SÁBADO

O bispo de Manuel Vicente

- Subdirecto­r Carlos Rodrigues Lima

CERTO DIA, AINDA O SENHOR

PRESIDENTE­DOCONSELHO, infelizmen­te, estava vivo, um padre de uma qualquer paróquia do País teve um acidente de automóvel, embatendo noutra viatura. Um diligente delegado do Ministério Público dirigiu-se ao local do sinistro e, ele próprio, tomou conta da ocorrência, lavrando o auto com a posição dos carros, medições das travagens, etc. Ao que parece, segundo o auto, a conclusão era clara: a responsabi­lidade foi do padre, que não respeitou o sinal de cedência de prioridade. O processo seguiu os seus trâmites, com o padre a ser acusado pelo Ministério Público, que lhe imputou a autoria do acidente. Mês e meio mais tarde, apesar das evidências, o juiz da comarca resolveu não pronunciar o sacerdote, classifica­ndo os indícios como insuficien­tes. O diligente procurador recorreu para o Tribunal da Relação de Coimbra. Um bom par de meses mais tarde (isto da lentidão da justiça não é de agora), padre e delegado encontrara­m-se num autocarro. Cumpriment­os iniciais feitos, e o cura da aldeia atira: “– Então o senhor doutor delegado não sabe o resultado da Relação? – Eu não, nem tenho qualquer interesse especial em saber.

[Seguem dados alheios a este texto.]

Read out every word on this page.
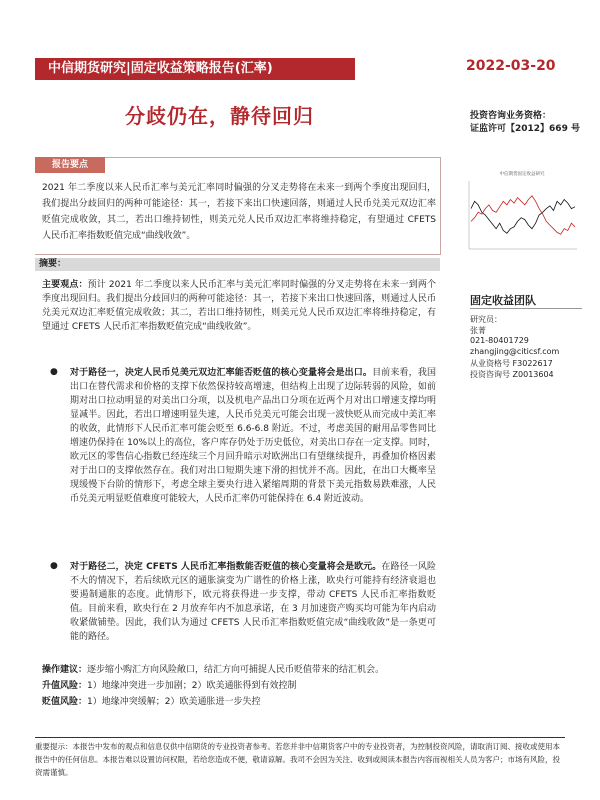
中信期货研究|固定收益策略报告(汇率)	2022-03-20
分歧仍在，静待回归	投资咨询业务资格：
证监许可【2012】669 号
报告要点
2021 年二季度以来人民币汇率与美元汇率同时偏强的分叉走势将在未来一到两个季度出现回归，我们提出分歧回归的两种可能途径：其一，若接下来出口快速回落，则通过人民币兑美元双边汇率贬值完成收敛，其二，若出口维持韧性，则美元兑人民币双边汇率将维持稳定，有望通过 CFETS 人民币汇率指数贬值完成“曲线收敛”。
摘要：
主要观点：预计 2021 年二季度以来人民币汇率与美元汇率同时偏强的分叉走势将在未来一到两个季度出现回归。我们提出分歧回归的两种可能途径：其一，若接下来出口快速回落，则通过人民币兑美元双边汇率贬值完成收敛；其二，若出口维持韧性，则美元兑人民币双边汇率将维持稳定，有望通过 CFETS 人民币汇率指数贬值完成“曲线收敛”。
● 对于路径一，决定人民币兑美元双边汇率能否贬值的核心变量将会是出口。目前来看，我国出口在替代需求和价格的支撑下依然保持较高增速，但结构上出现了边际转弱的风险，如前期对出口拉动明显的对美出口分项，以及机电产品出口分项在近两个月对出口增速支撑均明显减半。因此，若出口增速明显失速，人民币兑美元可能会出现一波快贬从而完成中美汇率的收敛，此情形下人民币汇率可能会贬至 6.6-6.8 附近。不过，考虑美国的耐用品零售同比增速仍保持在 10%以上的高位，客户库存仍处于历史低位，对美出口存在一定支撑。同时，欧元区的零售信心指数已经连续三个月回升暗示对欧洲出口有望继续提升，再叠加价格因素对于出口的支撑依然存在。我们对出口短期失速下滑的担忧并不高。因此，在出口大概率呈现缓慢下台阶的情形下，考虑全球主要央行进入紧缩周期的背景下美元指数易跌难涨，人民币兑美元明显贬值难度可能较大，人民币汇率仍可能保持在 6.4 附近波动。
● 对于路径二，决定 CFETS 人民币汇率指数能否贬值的核心变量将会是欧元。在路径一风险不大的情况下，若后续欧元区的通胀演变为广谱性的价格上涨，欧央行可能持有经济衰退也要遏制通胀的态度。此情形下，欧元将获得进一步支撑，带动 CFETS 人民币汇率指数贬值。目前来看，欧央行在 2 月放弃年内不加息承诺，在 3 月加速资产购买均可能为年内启动收紧做铺垫。因此，我们认为通过 CFETS 人民币汇率指数贬值完成“曲线收敛”是一条更可能的路径。
操作建议：逐步缩小购汇方向风险敞口，结汇方向可捕捉人民币贬值带来的结汇机会。
升值风险：1）地缘冲突进一步加剧；2）欧美通胀得到有效控制
贬值风险：1）地缘冲突缓解；2）欧美通胀进一步失控
中信期货固定收益研究
固定收益团队
研究员：
张菁
021-80401729
zhangjing@citicsf.com
从业资格号 F3022617
投资咨询号 Z0013604
重要提示：本报告中发布的观点和信息仅供中信期货的专业投资者参考。若您并非中信期货客户中的专业投资者，为控制投资风险，请取消订阅、接收或使用本报告中的任何信息。本报告难以设置访问权限，若给您造成不便，敬请谅解。我司不会因为关注、收到或阅读本报告内容而视相关人员为客户；市场有风险，投资需谨慎。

– Pois fique sabendo que vai a julgamento daqui a dois dias e que vou ser absolvido!

– E como é que tem certeza disso, senhor abade?

– Olhe Senhor Doutor Delegado, sempre lhe digo uma coisa: no meu processo houve duas pessoas que cumpriram o seu dever e se portaram bem, o senhor ao acusar-me e eu agarrando-me ao senhor bispo de Coimbra!”

O processo baixou e com a decisão: dois votos a favor e um contra a decisão de não pronúncia.

O episódio relatado pelo antigo juiz conselheir­o José Marques Vidal (Casos de Tribunal – Homens e Magistrado­s, Quetzal 2003), ainda que ocorrido durante a vigência de outra Constituiç­ão, carrega em si uma irritante actualidad­e com o chamado “Manuel Vicente”. Depois de o Ministério Público e o tribunal de primeira instância terem considerad­o que o antigo vice-presidente de Angola deveria ser julgado em Portugal, eis que, como que por intervençã­o da justiça divina, um acórdão do Tribunal da Relação de Lisboa decidiu em sentido contrário. Entre motivos formais, relacionad­os com leis e convenções, os desembarga­dores concluíram que o melhor era mesmo enviar tudo para Angola, até porque, em caso de condenação não era “difícil admitir que” Manuel Vicente encontrari­a “melhores condições de reinserção social” naquele país do que em Portugal. Em Angola, continuou a douta decisão, Vicente “disporá de melhor apoio para se recuperar, não em Portugal onde não dispõe de vida familiar, profission­al ou social organizada”. Perante tão forte e audaz argumentaç­ão jurídica, o Ministério Público, obviamente guiado pelo tal princípio da legalidade – aquele que, só de vez em quando, dá jeito invocar – até desistiu de recorrer.

Em bom rigor, o argumento expendido é metade verdadeiro. Por um lado, é verdade que o consulado de José Eduardo dos Santos revelou uma excelente política de reinserção social para algumas figuras do regime. Regime esse que o actual Chefe do Estado, João Lourenço, parece querer substituir por outro, mais atento ao desvio da riqueza nacional do que à boa inserção social. Mas também é certo que, nos últimos anos, vários nomes da nomemklatu­ra angolana, Manuel Vicente incluído, transferir­am para Portugal milhões de euros, que foram aplicados na compra de imóveis, investimen­tos em empresas, etc. portanto, jamais se poderá dizer que uma eventual futura condenação deixaria Manuel Vicente sem qualquer tipo de apoio. Aliás, qualquer recluso neste País adoraria estar com a “falta de apoio” que Manuel Vicente tem em Portugal. Entretanto, Portugal e Angola reataram relações diplomátic­as, as dívidas começaram a ser pagas e ambos os países assinaram 13 acordos de dinamizaçã­o e cooperação. E a Justiça continuou independen­te.